Is it any wonder, then, that the seven months Liat and Hilmi spend together are “mad and beautiful days?” The intensity and ephemerality of a love that “stunned and excited” all the time is conveyed in long, flowing, heartfelt prose. Paragraphs consume pages, structured in brief chapters, as if the author knows she must let the reader keep coming up for air:

“…moments when I can feel he understands me, that he can make his way in and out of my mind’s twists and turns, that I can look at his wise eyes and see the wheels of his mind spinning in perfect harmony with my thoughts. The ease, the satisfaction, the comfort that fills me in those moments. The curiosity and delight of pondering these things together. In those moments when we talk and talk and talk, I feel like I have been a sort of enigma to myself, a difficult riddle to solve, he has come along to know me and to answer all my questions … I feel I am almost becoming him, so close to him and infused with him that I can practically feel what it is like to be him.”

The novel stuns and excites in the way imagery and metaphors intensify emotions and themes. That might account for Rabinyan receiving the 2015 Bernstein Prize for Israeli writers under fifty (the 2014 novel was originally published in English as Borderlife), and that it was also banned from Israeli classrooms. Utterly adult, intimate, so we can see why young adults would also be drawn to it. So many complex questions, so few answers.

Lest the novel’s anxious time period of heightened suspicions does not fully register, it jolts by opening with the FBI knocking on Liat’s door in the Village (she’s apartment sitting for Israeli friends) a mere hours before meeting Hilmi.
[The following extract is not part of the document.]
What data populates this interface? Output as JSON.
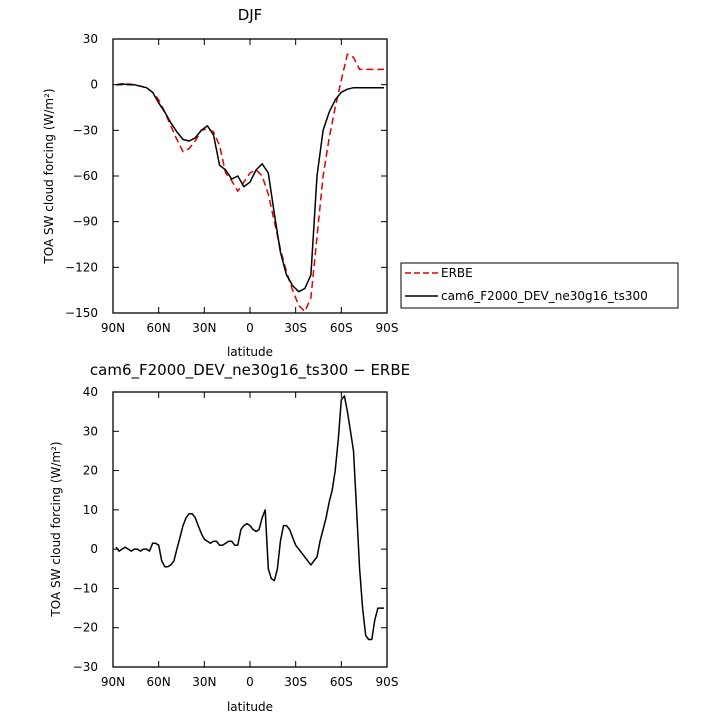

Someone spotted this olive-skinned, “Middle Eastern looking” woman, contacted the authorities.

If that terrific reality is not stormy enough a backdrop for the couple’s emotional storm, the author ups the ante by wrapping their love in a wicked winter, one of the worst on record (actually 2002 was one of the warmest). The symbolic fierceness of the weather pummels throughout: At first, the freezing weather huddles the lovers as if it’s just the two of them against the world. New York City beckons and they explore its neighborhoods, a treat for all who know and love the city. As their days become numbered and the limits of their relationship are tested, wintertime slides “gloomy and foggy like a film noir,” then so freezing “cold that it shocks your entire being and makes it lose hope.” As the couple’s heated arguments are triggered over politics, the weather ices like people’s prejudices.

The power of art is added to this tumultuous mix. Love has inspired a “golden time” for Hilmi’s creativity. An outpouring that possesses, exhausts, makes him weep.

As the conflict between their homelands erupts – the Iraq War – we feel like weeping too. For this is a novel about many kinds of passionate love, including love of country.

Do you believe in happy endings? Hilmi, the dreamer, does; Liat, the pragmatist does not. Hilmi believes peace will come; Liat, enraged, views his wishful thinking as “binational fantasies.” She’s surprised how alarmingly deep-seated her outlook is, more aligned with the right-wing posture of Israel’s Prime Minister Benjamin Netanyahu.

As I was puzzling over Liat and Hilmi’s divergent political ideologies, not even sure if Netanyahu supports a two-state solution, The Washington Post published an excellent, lengthy piece laying out how problematic swapping land for peace has devolved, how enmeshed Israeli society is in the occupied territories.

While this is first and foremost a novel about an intense romance racing against a loud ticking clock, the burning question as to whether peace can ever be achieved in the Middle East hits us in a new light. It’s striking how improbable it seems for love and politics to be separated, no matter how profound that love. As much as we hope love overcomes, equally it feels hopeless.

Of course that’s the heart-tugging question that burns here. Will love be enough?